Monday, September 12, 2011

"Pittsburgh Promise able to meet obligations for the next 4 years"

From the PG:


Questioner said...

Wasn't the message just recently that there were enough funds even for students just entering kindergarten? (Although, 5k may cover a significantly smaller portion of college expenses 12 years from now.)

Questioner said...

On another post Anonymous wrote:


A study by Rand Corp. (the fox in the hen house again)said the Pgh. Promise is off to a solid start. They have $74 million in pledges out of the $147 million target."

Questioner said...

It's the old fallback the $147M was essentially "aspirational." Like the Excellence for All goals.

Anonymous said...

Do you think they'll be able to do more with less for some since the new "temporary" policy which allows a 1.5 GPA eliminates any possibility of a 2.5 (Pittsburgh Promise) for large numbers of high school students over the next few years?

The Pittsburgh Promise, therefore, is not even "aspirational" for 'certain' students. (And the bottom line for "aspiration" should be students, right? or wrong?)

Anonymous said...

Heck, I remember clearly once hearing from Mr. Ghubril that PP is funded for 27 years and the next time the question was asked the 27 years stood with some qualifications. Both times were prior to the increase to the $10,000/year mark was announced. I am more interested in the figure already awarded and the administrative and promotional dollars used.

Anonymous said...

Read it again!

"It's the old fallback the $147M was essentially "aspirational."

No, the 250M was the aspiration! The $100M from UPMC that was to be meted out in matches to $150M from...elsewhere.

But for the last two years, they've not gotten to $15M so they haven't gotten the $10M from UPMC either.

Joe the Barber said...

I wonder just how attractive PPS will be to Ghubril and the Pittsburgh Foundation when all but CAPA fall under the AYP bar next year (and I'm not giving any undeserved due here to CAPA teachers.

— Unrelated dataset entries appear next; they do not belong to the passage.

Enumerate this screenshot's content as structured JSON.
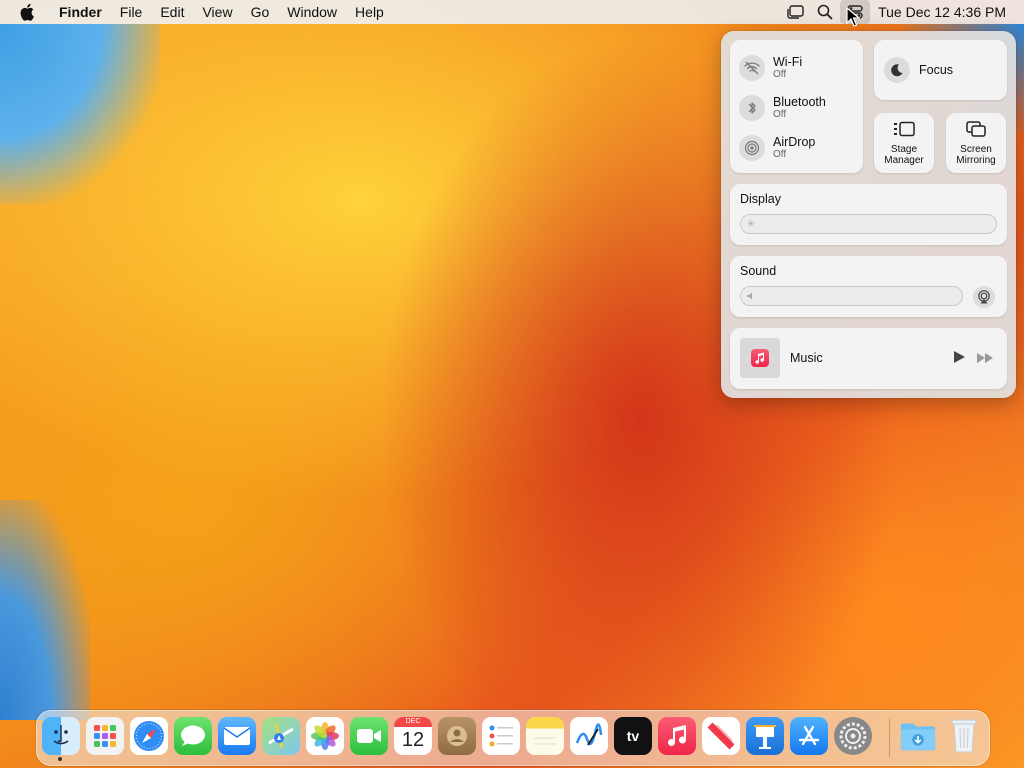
{
  "menubar": {
    "app_name": "Finder",
    "menus": [
      "File",
      "Edit",
      "View",
      "Go",
      "Window",
      "Help"
    ],
    "clock": "Tue Dec 12  4:36 PM",
    "icons": [
      "stage-manager-icon",
      "spotlight-search-icon",
      "control-center-icon"
    ]
  },
  "control_center": {
    "wifi": {
      "title": "Wi-Fi",
      "status": "Off"
    },
    "bluetooth": {
      "title": "Bluetooth",
      "status": "Off"
    },
    "airdrop": {
      "title": "AirDrop",
      "status": "Off"
    },
    "focus": {
      "title": "Focus"
    },
    "stage_manager": {
      "line1": "Stage",
      "line2": "Manager"
    },
    "screen_mirroring": {
      "line1": "Screen",
      "line2": "Mirroring"
    },
    "display": {
      "title": "Display",
      "level": 0
    },
    "sound": {
      "title": "Sound",
      "level": 0
    },
    "music": {
      "title": "Music"
    }
  },
  "dock": {
    "apps": [
      "Finder",
      "Launchpad",
      "Safari",
      "Messages",
      "Mail",
      "Maps",
      "Photos",
      "FaceTime",
      "Calendar",
      "Contacts",
      "Reminders",
      "Notes",
      "Freeform",
      "TV",
      "Music",
      "News",
      "Keynote",
      "App Store",
      "System Settings",
      "Downloads",
      "Trash"
    ],
    "calendar_month": "DEC",
    "calendar_day": "12",
    "tv_label": "tv"
  },
  "colors": {
    "accent": "#0a84ff",
    "music_red": "#f0254a",
    "panel_bg": "#e1e1e1"
  }
}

They just inherit these kinds of kids).
I wonder if the rumored decision to extend the Promise to all schools--even private--within city limits will be acted upon.
It's funny. This all caused the 50% rule, but if you look at PSSA numbers--and SAT scores, I am sure---it doesn't all add up.

all done said...

Just a note to say there will be a community meeting tonight hosted by A+ Schools at Greenway. The meeting begins at 6:30 and the topic is the proposed realignment. Southern neighborhoods are generally not known to draw crowds to meetings of this type.

Anonymous said...

Serve food. I am sure that a free meal will work wonders.

Anonymous said...

In its purest form, the Promise was a nice idea for the kids.
Unfortunately, it was corrupted by administration. Thanks to administration, it largely destroyed the academic credibility, or at least any shred that was left.
Roosevelt saw the Promise as an incredible public relations tool for both himself and his administration. And he pounded his idea continually, as does Lane.
But of course, it had to be 'tweaked' to be able to report that the entire district was on the pathway.
So let's enact a grading policy that amazingly makes it almost impossible to fail....even if you literally do nothing.
And so it goes.
Shamefully, administration types have forgotten what education is all about.

Anonymous said...

Given the evidence, the data, the status of PPS, their backgrounds, etc; one might legitimately wonder if they ever knew "what education is all about" or for whom schools exist.

And, it is a legitimate 'wondering.'

Anonymous said...

Data requires an IT department. I do not belive it was a coinsidence when PPS demolished the IT department during round one of "Central office cuts"

They don't want data they simply want PR. Pesky facts get in their way.